While it’d be easy for the quartet to rest on the laurels of its past, frontman Jake Burns and co. say there’s no slowing down – having just finished recording their tenth studio album, No Going Back. Lyrically, the album channels the sort of themes the Fingers have been singing about since their 1977 inception, including socialised violence and political malaise.
“I’ve pointed out to a number of people that I can’t write ‘I love her, she loves me’ type songs,” says Burns. “So for me to write a song, it’s going to have to be about something that’s offended my sense of justice, and there’s never really any shortage of those subjects. People ask why the band have managed to stay popular for this long, and I think that’s a big part of it. We’ve always lived the same sort of lives I imagine our audience live, so it’s likely that if something offends me, a lot of the audience feels the same way about it and can relate – that’s what makes it mean something.”

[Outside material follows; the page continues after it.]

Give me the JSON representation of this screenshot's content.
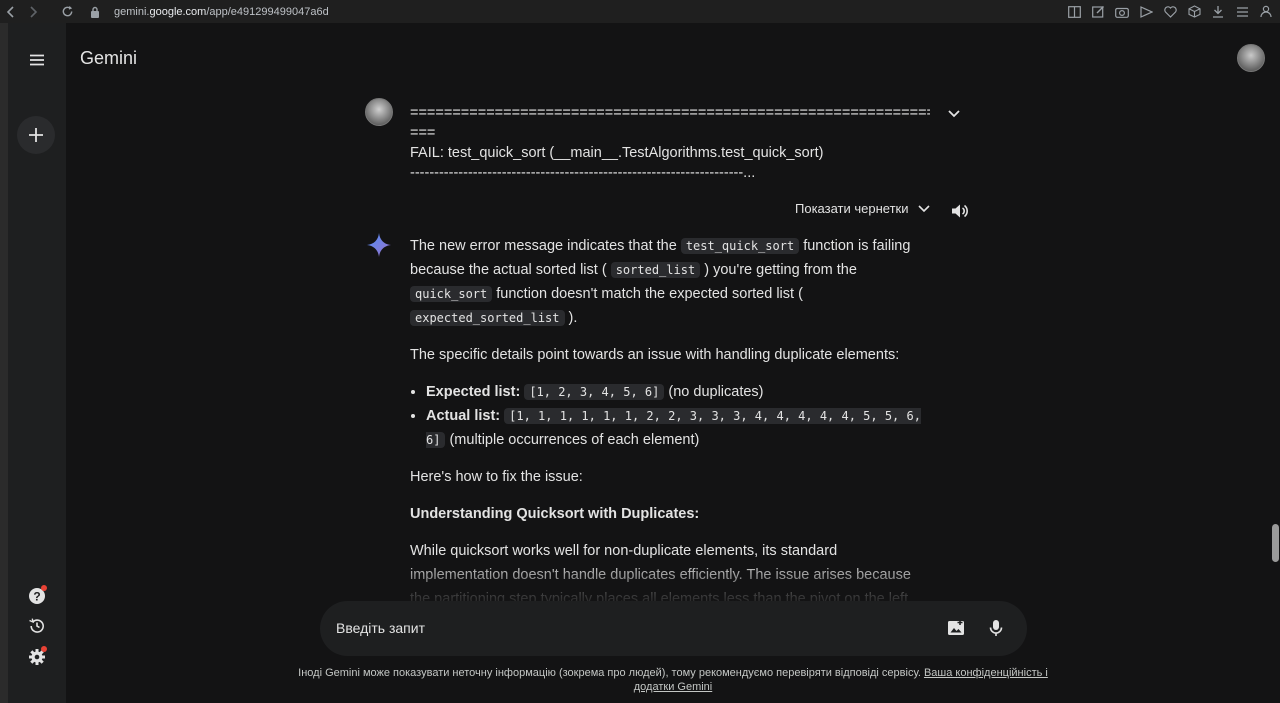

For Burns, whose early songwriting focused on conflict in Northern Ireland and took influence from the likes of English bands like The Clash and The Ruts, having lyrics that call out oppression and encourage social change has always been important. “I listen to a lot of newer punk bands and a lot of the more popular ones seem to write about drinking, fighting and screwing. Obviously these are all parts of life, but if your only motivation in the morning is where your next beer’s going to come from… it wouldn’t be enough to get me out of bed.”

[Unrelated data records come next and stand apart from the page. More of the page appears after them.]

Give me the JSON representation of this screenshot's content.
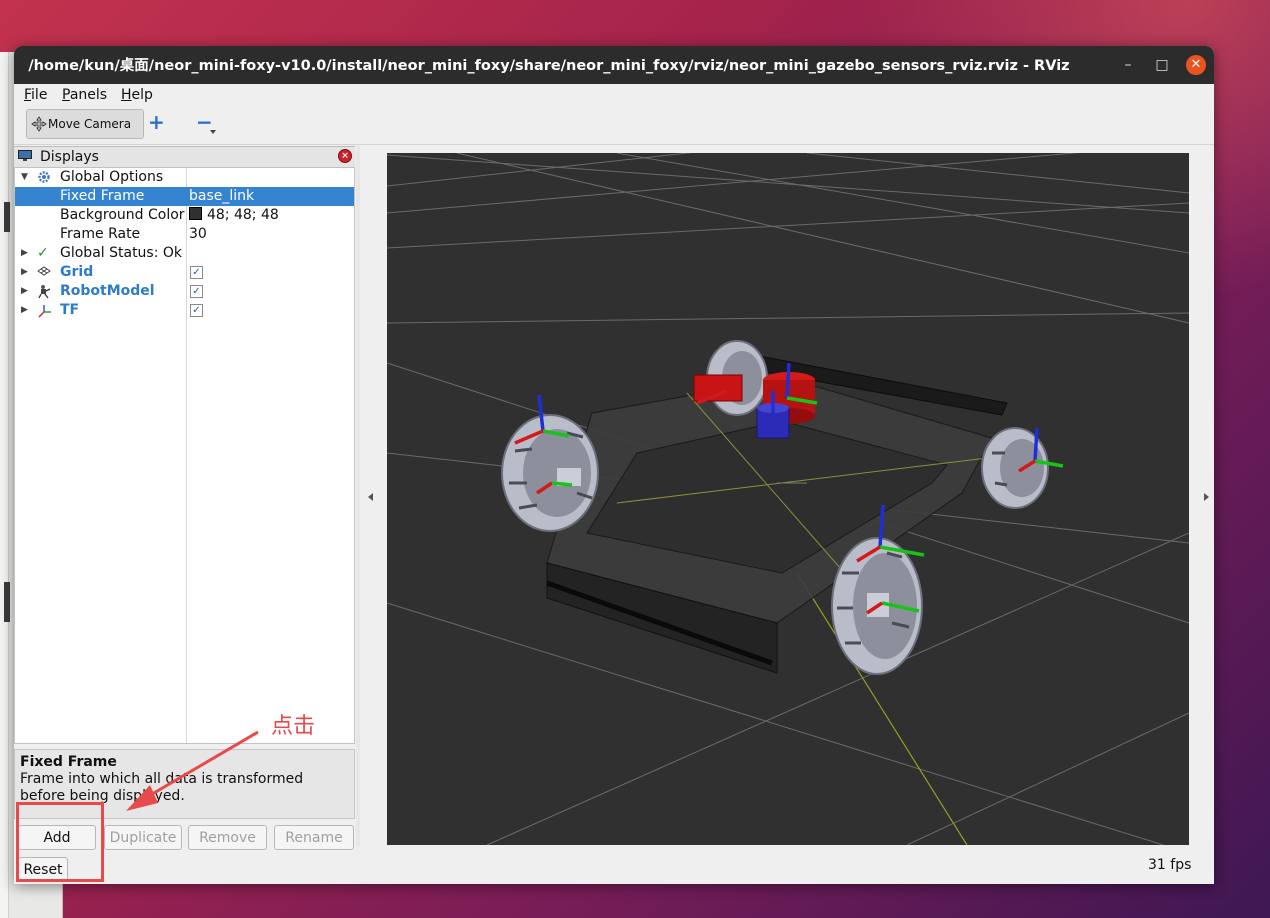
{
  "window": {
    "title": "/home/kun/桌面/neor_mini-foxy-v10.0/install/neor_mini_foxy/share/neor_mini_foxy/rviz/neor_mini_gazebo_sensors_rviz.rviz - RViz",
    "minimize_glyph": "–",
    "maximize_glyph": "□",
    "close_glyph": "✕"
  },
  "menu": {
    "file": {
      "accel": "F",
      "rest": "ile"
    },
    "panels": {
      "accel": "P",
      "rest": "anels"
    },
    "help": {
      "accel": "H",
      "rest": "elp"
    }
  },
  "toolbar": {
    "move_camera": "Move Camera",
    "add_tool": "+",
    "remove_tool": "−"
  },
  "displays": {
    "title": "Displays",
    "close_glyph": "×",
    "tree": [
      {
        "name": "Global Options",
        "value": "",
        "expanded": true,
        "icon": "gear-icon"
      },
      {
        "name": "Fixed Frame",
        "value": "base_link",
        "selected": true
      },
      {
        "name": "Background Color",
        "value": "48; 48; 48",
        "swatch": "#303030"
      },
      {
        "name": "Frame Rate",
        "value": "30"
      },
      {
        "name": "Global Status: Ok",
        "value": "",
        "icon": "checkmark-icon"
      },
      {
        "name": "Grid",
        "checked": true,
        "icon": "grid-icon"
      },
      {
        "name": "RobotModel",
        "checked": true,
        "icon": "robot-icon"
      },
      {
        "name": "TF",
        "checked": true,
        "icon": "axes-icon"
      }
    ],
    "check_glyph": "✓",
    "arrow_down": "▼",
    "arrow_right": "▶"
  },
  "description": {
    "title": "Fixed Frame",
    "text": "Frame into which all data is transformed before being displayed."
  },
  "buttons": {
    "add": "Add",
    "duplicate": "Duplicate",
    "remove": "Remove",
    "rename": "Rename",
    "reset": "Reset"
  },
  "status": {
    "fps": "31 fps"
  },
  "annotation": {
    "label": "点击",
    "color": "#e84a4a"
  },
  "colors": {
    "viewport_bg": "#303030",
    "selection": "#3584d1",
    "accent": "#e95420"
  }
}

True to its DIY roots, the band turned to crowdfunding to financially back the new album – reaching the goal within 12 hours of launching the campaign. “The more we thought about it, the more we realised it was like getting your independence back, and that appealed hugely – to be able to make the record we wanted to make. Talking to people who’ve actually pledged towards the making of the record, they’ve gotten quite a kick out of it too, as they’ve become a part of the creation of the record. It breaks down a lot of barriers, so we’re kind of a perfect fit for this sort of thing.”
Burns says the fans’ backing also gave the band a level of motivation. “Our audience are trusting of us in that they’ve all pre-bought this record without hearing a note of it. We kind of feel that now we have a responsibility to make the best damn record we can, because of that trust.”
While Australian fans will likely get to hear some of the new gems firsthand when Stiff Little Fingers are Down Under for Soundwave – their first full tour of the country – Burns says they’ll try to encapsulate as much of the band’s career as humanly possible. “We’ll play the ‘greatest hits’ set,” he laughs, pointing out the band has never had a hit, per se. As far as Burns is concerned, that’s totally fine – Stiff Little Fingers have never wanted to write one.